Quelle est l’incidence de la thyrotoxicose induite par l’amiodarone et quels sont les paramètres de surveillance à envisager ?
L’incidence de l’AIT a été rapportée comme étant de 2 à 5,3%.1,2 Par conséquent, avant l’instauration d’un traitement par amiodarone, les patients doivent subir au moins un dosage de base de la TSH (et éventuellement un dosage de la T4 ou de la T3 libre) et ces dosages doivent être répétés au moins tous les 6 à 12 mois par la suite ou en fonction de l’émergence de symptômes d’hyperthyroïdie. Malheureusement, les tests de laboratoire de la fonction thyroïdienne ne permettent pas de distinguer l’ACI de type I de l’ACI de type II.8 En général, les patients atteints d’ACI présentent une TSH basse, les taux de T4 libre sont normaux ou élevés et les taux de T3 sont normaux ou élevés.8 Bien qu’ils ne soient pas systématiquement vérifiés dans cette situation, les auto-anticorps thyroïdiens sont absents, sauf si le patient souffre d’une maladie de Basedow sous-jacente. L’apparition de l’hyperthyroïdie induite par l’amiodarone se produit généralement dans les 18 premiers mois.12
Si un patient développe une thyrotoxicose induite par l’amiodarone, quelles sont les options thérapeutiques à envisager ?

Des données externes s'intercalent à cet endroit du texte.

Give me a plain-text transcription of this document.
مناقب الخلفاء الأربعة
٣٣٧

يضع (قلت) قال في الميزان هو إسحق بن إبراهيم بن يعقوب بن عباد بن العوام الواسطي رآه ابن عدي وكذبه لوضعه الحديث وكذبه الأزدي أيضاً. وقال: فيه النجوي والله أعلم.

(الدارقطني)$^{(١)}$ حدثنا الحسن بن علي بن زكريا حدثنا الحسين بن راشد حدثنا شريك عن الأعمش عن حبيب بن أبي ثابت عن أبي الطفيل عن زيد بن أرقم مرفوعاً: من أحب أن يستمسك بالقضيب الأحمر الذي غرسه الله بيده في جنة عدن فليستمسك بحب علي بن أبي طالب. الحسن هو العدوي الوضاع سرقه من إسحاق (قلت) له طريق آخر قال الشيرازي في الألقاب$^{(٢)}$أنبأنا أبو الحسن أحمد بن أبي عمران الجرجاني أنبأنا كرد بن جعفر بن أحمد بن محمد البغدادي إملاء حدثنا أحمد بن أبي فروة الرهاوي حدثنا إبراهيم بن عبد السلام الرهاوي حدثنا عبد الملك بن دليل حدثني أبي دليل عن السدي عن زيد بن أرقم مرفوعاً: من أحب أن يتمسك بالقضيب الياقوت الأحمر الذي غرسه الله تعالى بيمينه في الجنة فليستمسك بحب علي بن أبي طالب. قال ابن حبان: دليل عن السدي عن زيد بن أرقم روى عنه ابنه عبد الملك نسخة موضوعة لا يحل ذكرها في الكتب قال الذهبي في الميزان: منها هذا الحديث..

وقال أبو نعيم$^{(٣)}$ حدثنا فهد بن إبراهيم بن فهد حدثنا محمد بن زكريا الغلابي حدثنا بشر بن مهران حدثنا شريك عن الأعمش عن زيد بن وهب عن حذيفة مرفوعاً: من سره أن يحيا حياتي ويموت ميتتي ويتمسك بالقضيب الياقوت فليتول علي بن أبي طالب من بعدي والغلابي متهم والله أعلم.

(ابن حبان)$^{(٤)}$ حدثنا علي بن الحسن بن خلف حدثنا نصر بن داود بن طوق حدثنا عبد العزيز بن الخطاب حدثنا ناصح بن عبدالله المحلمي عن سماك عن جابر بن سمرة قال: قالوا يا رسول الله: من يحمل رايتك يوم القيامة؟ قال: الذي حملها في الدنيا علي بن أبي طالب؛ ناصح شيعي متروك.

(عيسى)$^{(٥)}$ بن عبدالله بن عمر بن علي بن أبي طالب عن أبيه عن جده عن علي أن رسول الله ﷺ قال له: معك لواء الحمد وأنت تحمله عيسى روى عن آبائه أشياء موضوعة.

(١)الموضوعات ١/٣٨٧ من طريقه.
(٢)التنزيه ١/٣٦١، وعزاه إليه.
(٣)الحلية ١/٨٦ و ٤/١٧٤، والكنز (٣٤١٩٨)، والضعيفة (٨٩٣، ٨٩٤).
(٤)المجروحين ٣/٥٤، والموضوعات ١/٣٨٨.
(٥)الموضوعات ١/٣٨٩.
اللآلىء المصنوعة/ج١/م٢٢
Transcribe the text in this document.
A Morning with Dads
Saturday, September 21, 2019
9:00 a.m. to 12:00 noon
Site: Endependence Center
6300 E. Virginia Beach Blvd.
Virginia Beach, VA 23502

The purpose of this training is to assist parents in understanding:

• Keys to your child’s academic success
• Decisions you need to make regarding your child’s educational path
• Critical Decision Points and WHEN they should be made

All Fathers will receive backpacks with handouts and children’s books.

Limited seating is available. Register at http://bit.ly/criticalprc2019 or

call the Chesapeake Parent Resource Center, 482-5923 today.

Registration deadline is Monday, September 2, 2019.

Chez les patients qui développent une TIA de type I, il est recommandé d’interrompre l’amiodarone si possible8. De plus, l’utilisation de médicaments antithyroïdiens (tels que le méthimazole ou le propylthiouracile), de perchlorate (non disponible aux États-Unis) et de lithium peut également être envisagée.8,13,14 Alors que dans l’ACI de type II, l’arrêt de l’amiodarone peut ne pas être essentiel et l’utilisation de stéroïdes (comme la prednisone) est recommandée.7,15,16 Bien que nous n’ayons pas connaissance de preuves à l’appui, il est plausible que chez les patients où l’amiodarone a été initié pour une fibrillation auriculaire, l’amiodarone puisse être remplacé par la dronédarone. Quoi qu’il en soit, puisqu’il est difficile de distinguer cliniquement le type I du type II, certains ont recommandé la coadministration de 40 mg de méthimazole par jour avec 40 mg de prednisone par jour pendant un maximum de 1 à 2 mois, en fonction de la réponse.17 Si aucune réponse n’est observée avec ce qui précède, une thyroïdectomie peut être indiquée.